UK Seizes Property Linked to N. Irish Paramilitary Group

Published: 25 February 2019

UDA mural

A Loyalist mural in Belfast, Northern Ireland (Photo: Flickr, Borja García de Sola Fernández, CC BY 2.0)

By Lucy Papachristou

The UK’s National Crime Agency seized property related to the home of an alleged senior member of a Northern Irish paramilitary group, the agency said Friday.  

The investigation, carried out by officers from the NCA’s Paramilitary Crime Task Force (PCTF), alleges that the paramilitary member acquired the property in Carrickfergus, in County Antrim, using the proceeds of mortgage fraud, tax evasion and money laundering, before placing it under his wife’s name. 

“Civil recovery and tax plays an integral role in the work of the PCTF, and these powers are a strong tool in preventing those engaged in criminal activity from benefiting financially or materially from it,” NCA Branch Commander Billy Beattie said. 
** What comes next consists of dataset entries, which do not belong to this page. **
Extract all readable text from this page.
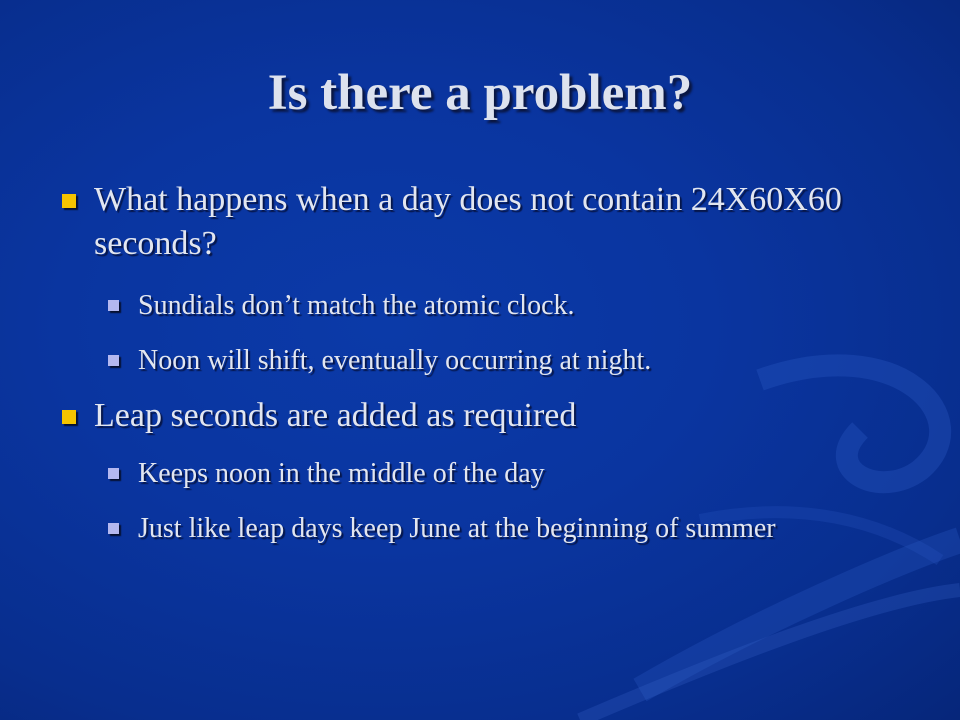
Is there a problem?
What happens when a day does not contain 24X60X60 seconds?
Sundials don’t match the atomic clock.
Noon will shift, eventually occurring at night.
Leap seconds are added as required
Keeps noon in the middle of the day
Just like leap days keep June at the beginning of summer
The defendants did not contest the case and allowed the house to be recovered. 

The Ulster Defence Association South East Antrim Brigade (SE UDA), of which the NCA believes the suspect was a member, was one of six brigades under the UDA, the largest Ulster loyalist paramilitary and vigilante group in Northern Ireland that is responsible for killing hundreds of people during the Troubles. The UDA was a legal organization until it was banned by the government in 1992 after authorities could no longer deny it was engaged in terrorism. 

The South East Antrim Brigade, described by the Guardian as “one of the most dangerous factions of the UDA,” split off from its parent organization in 2014. 

A member of the SE UDA who spoke to the BBC News NI in 2016 estimated there are about 2,000 members of the UDA in the south east Antrim area and that the organization controls “all the criminal activity” in the local towns, including “100%” of the illegal drugs network. 

“Anybody that deals drugs, must go through the UDA, they must buy them from the UDA,” he said.